In mezzo, gli assist di Neymar e le sgroppate di Bale, i guizzi Di Maria e gli scatti fulminanti piazzati da Jordi Alba sul finale di partita. Un trionfo della tecnica, ma anche della condizione atletica. Schemi offensivi ben diversi: possesso palla e scambi stretti dentro l’area per Tata Martino, folgoranti transizioni offensive per Ancelotti. Ma in entrambi i casi, le speculazioni tattiche restano comunque sempre asservite alla ricerca del Sacro Goal.
Senza dimenticare uno stadio gremito e in clima di festa, malgrado la feroce rivalità calcistica, storica e municipale tra le contendenti e le rispettive tifoserie.
E’ appena il caso di notare, come su Fox ha evidenziato un ben ritrovato Pizzul, la mancanza di striscioni reciproci o di cori offensivi ad personam. Certo, occasionali selve di fischi all’avversario ed esultanze strabordanti al gol, ma questo è il sale e il pepe fisiologico che non può e non deve mancare alle tifoserie.

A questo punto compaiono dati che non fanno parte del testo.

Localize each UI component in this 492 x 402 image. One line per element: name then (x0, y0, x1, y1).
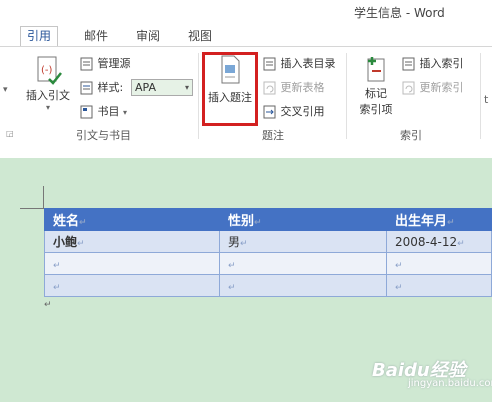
manage-sources-icon (80, 57, 93, 71)
table-cell[interactable]: ↵ (44, 274, 220, 297)
bibliography-label: 书目 (97, 105, 120, 118)
chevron-down-icon: ▾ (45, 103, 50, 112)
update-index-button[interactable]: 更新索引 (402, 79, 464, 97)
svg-text:(-): (-) (41, 65, 53, 76)
table-cell[interactable]: ↵ (44, 252, 220, 275)
paragraph-mark: ↵ (44, 300, 52, 310)
cross-reference-label: 交叉引用 (280, 105, 325, 118)
ribbon-tabs: 引用 邮件 审阅 视图 (0, 24, 492, 47)
ribbon-overflow-icon: t (484, 93, 489, 106)
title-bar: 学生信息 - Word (0, 0, 492, 24)
table-cell[interactable]: 2008-4-12↵ (386, 230, 492, 253)
insert-index-button[interactable]: 插入索引 (402, 55, 464, 73)
insert-index-label: 插入索引 (419, 57, 464, 70)
bibliography-icon (80, 105, 93, 119)
style-value: APA (135, 81, 156, 94)
table-header-row: 姓名↵ 性别↵ 出生年月↵ (44, 208, 492, 231)
table-cell[interactable]: ↵ (386, 274, 492, 297)
table-header-cell[interactable]: 出生年月↵ (386, 208, 492, 231)
group-separator (346, 53, 347, 139)
table-row: ↵ ↵ ↵ (44, 252, 492, 275)
table-row: ↵ ↵ ↵ (44, 274, 492, 297)
captions-group-label: 题注 (262, 129, 284, 142)
mark-entry-button[interactable]: 标记 索引项 (354, 55, 398, 117)
chevron-down-icon[interactable]: ▾ (3, 85, 8, 95)
tab-view[interactable]: 视图 (188, 27, 212, 46)
margin-mark-horizontal (20, 208, 44, 209)
insert-index-icon (402, 57, 415, 71)
student-table: 姓名↵ 性别↵ 出生年月↵ 小鲍↵ 男↵ 2008-4-12↵ ↵ ↵ ↵ ↵ … (44, 208, 492, 297)
insert-citation-icon: (-) (37, 56, 62, 85)
margin-mark-vertical (43, 186, 44, 208)
update-index-label: 更新索引 (419, 81, 464, 94)
chevron-down-icon: ▾ (184, 83, 189, 92)
mark-entry-label-1: 标记 (365, 87, 387, 100)
group-separator (198, 53, 199, 139)
index-group-label: 索引 (400, 129, 422, 142)
update-table-button[interactable]: 更新表格 (263, 79, 325, 97)
ribbon-document-gap (0, 144, 492, 158)
update-table-label: 更新表格 (280, 81, 325, 94)
window-title: 学生信息 - Word (354, 6, 445, 20)
tab-review[interactable]: 审阅 (136, 27, 160, 46)
watermark-url: jingyan.baidu.com (408, 378, 492, 389)
bibliography-button[interactable]: 书目 ▾ (80, 103, 127, 121)
table-cell[interactable]: ↵ (219, 252, 387, 275)
table-header-cell[interactable]: 性别↵ (219, 208, 387, 231)
manage-sources-label: 管理源 (97, 57, 131, 70)
insert-table-of-figures-label: 插入表目录 (280, 57, 336, 70)
style-label: 样式: (97, 81, 124, 94)
highlight-box (202, 52, 258, 126)
manage-sources-button[interactable]: 管理源 (80, 55, 131, 73)
table-of-figures-icon (263, 57, 276, 71)
table-cell[interactable]: 男↵ (219, 230, 387, 253)
table-cell[interactable]: ↵ (219, 274, 387, 297)
table-cell[interactable]: 小鲍↵ (44, 230, 220, 253)
mark-entry-icon (367, 57, 385, 82)
insert-citation-label: 插入引文 (26, 89, 70, 102)
group-separator (480, 53, 481, 139)
table-header-cell[interactable]: 姓名↵ (44, 208, 220, 231)
cross-reference-button[interactable]: 交叉引用 (263, 103, 325, 121)
dialog-launcher-icon[interactable]: ◲ (6, 129, 14, 138)
table-row: 小鲍↵ 男↵ 2008-4-12↵ (44, 230, 492, 253)
tab-mailings[interactable]: 邮件 (84, 27, 108, 46)
insert-table-of-figures-button[interactable]: 插入表目录 (263, 55, 336, 73)
tab-references[interactable]: 引用 (20, 26, 59, 47)
insert-citation-button[interactable]: (-) 插入引文 ▾ (22, 55, 74, 112)
table-cell[interactable]: ↵ (386, 252, 492, 275)
chevron-down-icon: ▾ (123, 108, 128, 117)
update-table-icon (263, 81, 276, 95)
style-icon (80, 81, 93, 95)
cross-reference-icon (263, 105, 276, 119)
citations-group-label: 引文与书目 (76, 129, 131, 142)
style-selector: 样式: (80, 79, 123, 97)
mark-entry-label-2: 索引项 (359, 103, 393, 116)
style-dropdown[interactable]: APA ▾ (131, 79, 193, 96)
update-index-icon (402, 81, 415, 95)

Il tutto, mentre in testa alla classifica, l’Atletico Madrid non perde un colpo. Tre squadre che danno spettacolo nel proprio campionato e contemporaneamente si ritrovano nei quarti di Champions League.

Senza nulla togliere all’impresa dell’Atalanta, che ha movimentato la giornata, ben diverso è invece il lunedì calcistico della serie A. A due mesi dal termine, arriviamo sul finale di stagione silenti, balbettando come estranei in ascensore. Oggi fa un po’ freddo. Lei a che piano scende? Poco altro da dire, insomma. Riuscirà la Lazio ad insediare Parma e Inter per il sesto posto che vale l’ultimo accesso all’Uefa? La Juve farà un record di punti? Tra Livorno e Chievo, quale squadra continuerà a vivacizzare il fondo classifica nel prossimo campionato?
In sintesi bruta, quel che resta del giorno è tutto qui.

Inutile negare che vi sia un gap economico tra i due campionati e che ciò influisca sulla cifra tecnica complessiva.Ma limitarsi a questo sarebbe riduttivo. Una certa attitudine più orientata al divertimento che alla preoccupazione, l’educazione al bello calcistico, la qualità della scuola tecnica e tattica nei vivai, gli investimenti negli impianti, sono tutte caratteristiche che evidenziano quanto lavoro sia stato fatto altrove e quanto invece occorre recuperare in Italia, dopo anni di immobilismo soprattutto culturale. Oppure, se si vuole vedere bel calcio, tanto vale iniziare a guardare fuori, come facevano in anni passati nel resto del mondo, quando le reti tv straniere affollavano i nostri stadi di telecamere. Stasera, a Manchester, c’è un derby che promette altro spettacolo.